And what about crossover in readership? Here's a screengrab from Amazon.com, telling us which other books purchasers of "EBIGfY: HTPCIAMUS" bought, as of today:

Dubner, Gladwell, and Surowiecki. For a book by Johnson. Only Anderson's missing and I have a sneaky suspicion that's because his book isn't finished yet (you can interactively explore this incestual relationship using this java-based Amazon catalog browser).

So why, oh my god why, do I care? Let me pull from Waxman again:

"We are all the spawn of Hal Ramis," Mr. Apatow said, referring to the director or co-writer of the last generation's touchstone comedies, like "Animal House" and "Meatballs."

"Starsky and Hutch" was funny. Was it "Animal House"? No, but the comedies by these new Hollywood funnymen don't need to - and make no pretenses to - strive for classical resonance, deep cultural significance, or high societal import. They're funny in a disposable, hollow, meringue cookie kind of way. It's precisely why they're enjoyable. But what about the authors?

If the smart-dumb comedians are the spawn of Harold Ramis, the smart-dumb authors are the spawn of Marshall McLuhan.

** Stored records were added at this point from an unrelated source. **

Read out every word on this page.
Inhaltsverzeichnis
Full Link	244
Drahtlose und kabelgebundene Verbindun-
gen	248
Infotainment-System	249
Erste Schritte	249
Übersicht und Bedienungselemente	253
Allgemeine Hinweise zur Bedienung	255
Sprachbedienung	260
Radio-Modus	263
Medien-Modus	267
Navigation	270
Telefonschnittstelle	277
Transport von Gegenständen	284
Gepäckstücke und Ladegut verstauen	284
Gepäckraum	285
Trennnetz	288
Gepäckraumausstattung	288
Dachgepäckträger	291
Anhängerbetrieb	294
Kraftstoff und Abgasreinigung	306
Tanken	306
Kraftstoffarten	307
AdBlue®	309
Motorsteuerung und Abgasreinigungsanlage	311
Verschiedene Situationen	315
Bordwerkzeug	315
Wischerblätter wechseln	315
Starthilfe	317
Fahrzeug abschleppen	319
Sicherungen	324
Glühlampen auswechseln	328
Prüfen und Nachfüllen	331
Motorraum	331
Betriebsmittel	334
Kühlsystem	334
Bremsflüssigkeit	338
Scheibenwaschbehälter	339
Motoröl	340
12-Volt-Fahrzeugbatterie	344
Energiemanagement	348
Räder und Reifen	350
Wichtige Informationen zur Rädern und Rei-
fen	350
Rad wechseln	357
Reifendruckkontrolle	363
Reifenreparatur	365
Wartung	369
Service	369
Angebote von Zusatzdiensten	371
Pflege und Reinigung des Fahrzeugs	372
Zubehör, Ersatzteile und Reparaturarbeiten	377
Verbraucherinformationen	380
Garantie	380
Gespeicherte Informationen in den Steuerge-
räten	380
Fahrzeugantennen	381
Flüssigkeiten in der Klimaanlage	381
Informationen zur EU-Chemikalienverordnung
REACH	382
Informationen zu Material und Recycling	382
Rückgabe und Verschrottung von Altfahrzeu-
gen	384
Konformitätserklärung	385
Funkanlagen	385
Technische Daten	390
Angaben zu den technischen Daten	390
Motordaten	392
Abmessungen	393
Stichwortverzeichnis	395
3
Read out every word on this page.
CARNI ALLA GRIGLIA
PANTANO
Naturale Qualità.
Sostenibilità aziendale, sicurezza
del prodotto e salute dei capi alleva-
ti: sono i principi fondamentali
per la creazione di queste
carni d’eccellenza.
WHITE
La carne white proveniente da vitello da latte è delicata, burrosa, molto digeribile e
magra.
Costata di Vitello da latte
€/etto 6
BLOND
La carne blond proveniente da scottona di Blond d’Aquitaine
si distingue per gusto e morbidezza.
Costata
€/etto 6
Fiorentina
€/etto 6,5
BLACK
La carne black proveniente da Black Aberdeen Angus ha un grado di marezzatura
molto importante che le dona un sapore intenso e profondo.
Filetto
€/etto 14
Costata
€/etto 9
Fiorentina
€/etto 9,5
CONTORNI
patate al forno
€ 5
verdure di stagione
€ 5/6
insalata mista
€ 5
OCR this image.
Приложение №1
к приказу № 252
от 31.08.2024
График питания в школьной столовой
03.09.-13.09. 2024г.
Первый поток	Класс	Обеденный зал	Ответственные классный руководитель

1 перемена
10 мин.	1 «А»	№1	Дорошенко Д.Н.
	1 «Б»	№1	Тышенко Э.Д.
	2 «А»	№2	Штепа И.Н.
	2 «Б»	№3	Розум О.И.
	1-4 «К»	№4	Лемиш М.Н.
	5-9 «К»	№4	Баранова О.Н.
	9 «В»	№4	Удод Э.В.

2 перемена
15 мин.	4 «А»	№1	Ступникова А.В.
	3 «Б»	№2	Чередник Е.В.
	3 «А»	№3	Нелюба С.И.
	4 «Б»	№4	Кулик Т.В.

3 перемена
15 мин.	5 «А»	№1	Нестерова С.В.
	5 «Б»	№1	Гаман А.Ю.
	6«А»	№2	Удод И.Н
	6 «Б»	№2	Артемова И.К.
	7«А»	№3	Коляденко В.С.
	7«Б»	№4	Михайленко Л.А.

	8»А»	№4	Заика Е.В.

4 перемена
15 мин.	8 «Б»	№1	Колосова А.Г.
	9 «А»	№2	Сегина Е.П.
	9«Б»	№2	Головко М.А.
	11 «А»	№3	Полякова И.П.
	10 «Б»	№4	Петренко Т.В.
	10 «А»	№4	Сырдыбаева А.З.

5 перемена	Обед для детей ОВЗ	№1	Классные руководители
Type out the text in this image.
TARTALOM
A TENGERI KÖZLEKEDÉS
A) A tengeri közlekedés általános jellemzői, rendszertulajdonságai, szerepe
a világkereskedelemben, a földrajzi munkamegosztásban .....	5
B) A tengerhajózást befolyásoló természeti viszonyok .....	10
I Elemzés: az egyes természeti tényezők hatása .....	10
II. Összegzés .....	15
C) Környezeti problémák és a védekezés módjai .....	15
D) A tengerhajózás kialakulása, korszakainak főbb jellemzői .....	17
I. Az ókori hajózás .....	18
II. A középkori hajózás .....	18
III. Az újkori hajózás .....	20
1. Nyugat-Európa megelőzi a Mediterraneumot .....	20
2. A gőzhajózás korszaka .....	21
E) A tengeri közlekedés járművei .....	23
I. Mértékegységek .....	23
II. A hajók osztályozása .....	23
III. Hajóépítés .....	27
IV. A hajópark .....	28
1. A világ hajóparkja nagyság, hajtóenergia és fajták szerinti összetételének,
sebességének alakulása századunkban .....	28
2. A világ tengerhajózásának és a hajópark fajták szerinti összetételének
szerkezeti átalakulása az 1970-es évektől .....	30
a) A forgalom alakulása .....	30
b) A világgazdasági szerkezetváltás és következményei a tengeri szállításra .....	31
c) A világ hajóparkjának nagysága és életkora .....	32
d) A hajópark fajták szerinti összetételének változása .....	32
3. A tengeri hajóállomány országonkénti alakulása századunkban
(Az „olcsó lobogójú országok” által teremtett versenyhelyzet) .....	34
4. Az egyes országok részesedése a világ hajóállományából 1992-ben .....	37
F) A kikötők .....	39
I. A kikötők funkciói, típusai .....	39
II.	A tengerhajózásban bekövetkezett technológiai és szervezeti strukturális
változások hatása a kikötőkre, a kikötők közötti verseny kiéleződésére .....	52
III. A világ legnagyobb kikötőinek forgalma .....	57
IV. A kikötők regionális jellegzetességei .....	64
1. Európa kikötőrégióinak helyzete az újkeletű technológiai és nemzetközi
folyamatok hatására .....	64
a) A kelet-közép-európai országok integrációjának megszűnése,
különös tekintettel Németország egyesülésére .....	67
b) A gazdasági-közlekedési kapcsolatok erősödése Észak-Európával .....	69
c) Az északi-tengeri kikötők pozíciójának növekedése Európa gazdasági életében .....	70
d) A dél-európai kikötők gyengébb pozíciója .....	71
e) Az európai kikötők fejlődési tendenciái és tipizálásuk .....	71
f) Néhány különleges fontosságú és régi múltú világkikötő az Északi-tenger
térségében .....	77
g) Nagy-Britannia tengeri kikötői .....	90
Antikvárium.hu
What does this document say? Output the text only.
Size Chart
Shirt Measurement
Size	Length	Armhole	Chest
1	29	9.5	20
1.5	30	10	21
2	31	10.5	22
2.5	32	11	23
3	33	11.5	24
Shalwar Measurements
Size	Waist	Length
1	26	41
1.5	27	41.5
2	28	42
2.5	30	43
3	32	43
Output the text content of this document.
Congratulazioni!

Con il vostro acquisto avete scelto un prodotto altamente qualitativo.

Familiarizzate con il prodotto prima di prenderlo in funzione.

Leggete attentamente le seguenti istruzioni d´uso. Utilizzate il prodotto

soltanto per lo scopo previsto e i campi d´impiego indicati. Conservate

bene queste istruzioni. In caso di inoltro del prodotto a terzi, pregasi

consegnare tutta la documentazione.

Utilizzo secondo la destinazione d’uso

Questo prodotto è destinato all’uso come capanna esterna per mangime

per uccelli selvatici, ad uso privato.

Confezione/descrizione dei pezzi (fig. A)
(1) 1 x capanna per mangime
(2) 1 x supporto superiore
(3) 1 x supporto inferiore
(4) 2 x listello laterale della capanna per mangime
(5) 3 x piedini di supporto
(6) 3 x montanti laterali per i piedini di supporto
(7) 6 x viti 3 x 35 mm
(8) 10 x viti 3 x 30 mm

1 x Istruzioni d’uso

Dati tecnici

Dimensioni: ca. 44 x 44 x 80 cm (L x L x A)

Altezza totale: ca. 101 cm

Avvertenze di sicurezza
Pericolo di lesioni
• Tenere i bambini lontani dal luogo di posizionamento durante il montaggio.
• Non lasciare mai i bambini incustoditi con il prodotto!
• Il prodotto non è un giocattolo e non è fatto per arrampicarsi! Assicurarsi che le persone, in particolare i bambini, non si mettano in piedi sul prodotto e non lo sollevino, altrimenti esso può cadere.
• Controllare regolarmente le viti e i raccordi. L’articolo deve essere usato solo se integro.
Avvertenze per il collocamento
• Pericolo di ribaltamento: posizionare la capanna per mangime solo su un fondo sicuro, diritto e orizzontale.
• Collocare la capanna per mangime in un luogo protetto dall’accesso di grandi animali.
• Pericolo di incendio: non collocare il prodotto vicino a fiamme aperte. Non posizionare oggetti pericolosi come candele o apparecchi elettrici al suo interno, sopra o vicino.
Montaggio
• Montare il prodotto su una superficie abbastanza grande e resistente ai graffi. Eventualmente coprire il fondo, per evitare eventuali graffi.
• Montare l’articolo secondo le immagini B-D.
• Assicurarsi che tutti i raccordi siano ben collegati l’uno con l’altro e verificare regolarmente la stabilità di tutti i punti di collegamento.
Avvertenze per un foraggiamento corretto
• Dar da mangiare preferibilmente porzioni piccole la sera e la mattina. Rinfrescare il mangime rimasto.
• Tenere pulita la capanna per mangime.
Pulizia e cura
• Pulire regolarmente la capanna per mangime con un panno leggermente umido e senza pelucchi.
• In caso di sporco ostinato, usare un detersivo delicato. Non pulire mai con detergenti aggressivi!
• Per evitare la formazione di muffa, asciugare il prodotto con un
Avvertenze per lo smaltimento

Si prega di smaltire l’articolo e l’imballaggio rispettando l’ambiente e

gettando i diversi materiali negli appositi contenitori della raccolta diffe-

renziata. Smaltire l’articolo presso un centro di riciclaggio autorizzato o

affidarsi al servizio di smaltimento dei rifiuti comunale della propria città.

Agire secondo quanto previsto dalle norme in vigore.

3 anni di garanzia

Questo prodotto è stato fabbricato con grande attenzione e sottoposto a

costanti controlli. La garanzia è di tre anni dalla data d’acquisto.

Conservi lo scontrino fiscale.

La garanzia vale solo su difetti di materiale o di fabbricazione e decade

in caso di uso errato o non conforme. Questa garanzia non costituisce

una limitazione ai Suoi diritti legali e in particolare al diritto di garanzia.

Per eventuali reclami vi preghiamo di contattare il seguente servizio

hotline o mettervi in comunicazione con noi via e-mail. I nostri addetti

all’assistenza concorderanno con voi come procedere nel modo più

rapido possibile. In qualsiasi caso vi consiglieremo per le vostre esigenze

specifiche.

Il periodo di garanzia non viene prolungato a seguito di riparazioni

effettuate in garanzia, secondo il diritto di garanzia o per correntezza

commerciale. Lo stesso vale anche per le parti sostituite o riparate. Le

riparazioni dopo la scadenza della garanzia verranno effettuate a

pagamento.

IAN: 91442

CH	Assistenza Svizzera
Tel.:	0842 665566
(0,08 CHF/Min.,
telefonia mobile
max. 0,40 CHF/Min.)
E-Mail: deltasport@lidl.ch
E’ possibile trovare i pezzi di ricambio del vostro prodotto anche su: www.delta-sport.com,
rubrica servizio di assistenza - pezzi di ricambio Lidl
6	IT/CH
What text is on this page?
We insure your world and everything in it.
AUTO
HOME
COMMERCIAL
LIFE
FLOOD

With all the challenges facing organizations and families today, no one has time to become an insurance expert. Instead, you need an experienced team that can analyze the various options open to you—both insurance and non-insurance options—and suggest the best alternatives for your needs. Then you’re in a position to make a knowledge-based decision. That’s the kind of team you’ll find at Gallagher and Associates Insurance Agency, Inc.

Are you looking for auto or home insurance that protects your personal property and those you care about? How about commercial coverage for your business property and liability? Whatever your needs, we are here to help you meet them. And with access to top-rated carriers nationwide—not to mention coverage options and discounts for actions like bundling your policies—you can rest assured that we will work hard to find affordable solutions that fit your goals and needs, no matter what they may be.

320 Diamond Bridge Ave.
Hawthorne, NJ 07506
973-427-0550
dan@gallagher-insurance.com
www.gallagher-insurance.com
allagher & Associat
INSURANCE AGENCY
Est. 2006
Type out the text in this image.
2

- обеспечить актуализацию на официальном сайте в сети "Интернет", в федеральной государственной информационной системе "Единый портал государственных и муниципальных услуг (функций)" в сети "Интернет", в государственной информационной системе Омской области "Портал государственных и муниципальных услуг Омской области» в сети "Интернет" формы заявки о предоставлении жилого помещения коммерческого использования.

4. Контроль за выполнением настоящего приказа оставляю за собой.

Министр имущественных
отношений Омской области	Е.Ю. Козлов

"Blink" was insightful. Was it "The Medium is the Massage"***? No. Hecky naw. One aspect of McLuhan's imperishable legacy was that publishers began to address a new niche, a quasi-scholarly soup of prognosticating think-pieces and societal introspection. Neil Postman's 1986 book, "Amusing Ourselves to Death", comes to mind, if only because it posits the antithesis to Johnson's "EBIGfY: HTPCIAMUS": that television was, due to the inherent nature of the medium, permanently and pervasively degrading public discourse by eroding our capacity to think clearly and critically. It was also described more than once as "McLuhanesque", and it's probably a bit more deserving of that adjective than any of the books by the smart-dumb authors I've mentioned above. Postman was, like McLuhan, a tenured academic; a Ph.D. unworried about offending potential readers or making himself marketable to future media-conglomerate employers. Academia sealed them off, gave them perspective that being a journalist knee-deep in the ephemeral fashions and fancies of a fickle public can't, even with a sabbatical. And that's just what every one of those smart-dumb authors is: first and foremost a journalist, used to writing articles instead of books (and good ones too - the review that sparked this tirade is no exception), dependent on qualitative analysis instead of quantitative****, having just enough space to raise important and provocative questions, but coming up just short of providing the answers.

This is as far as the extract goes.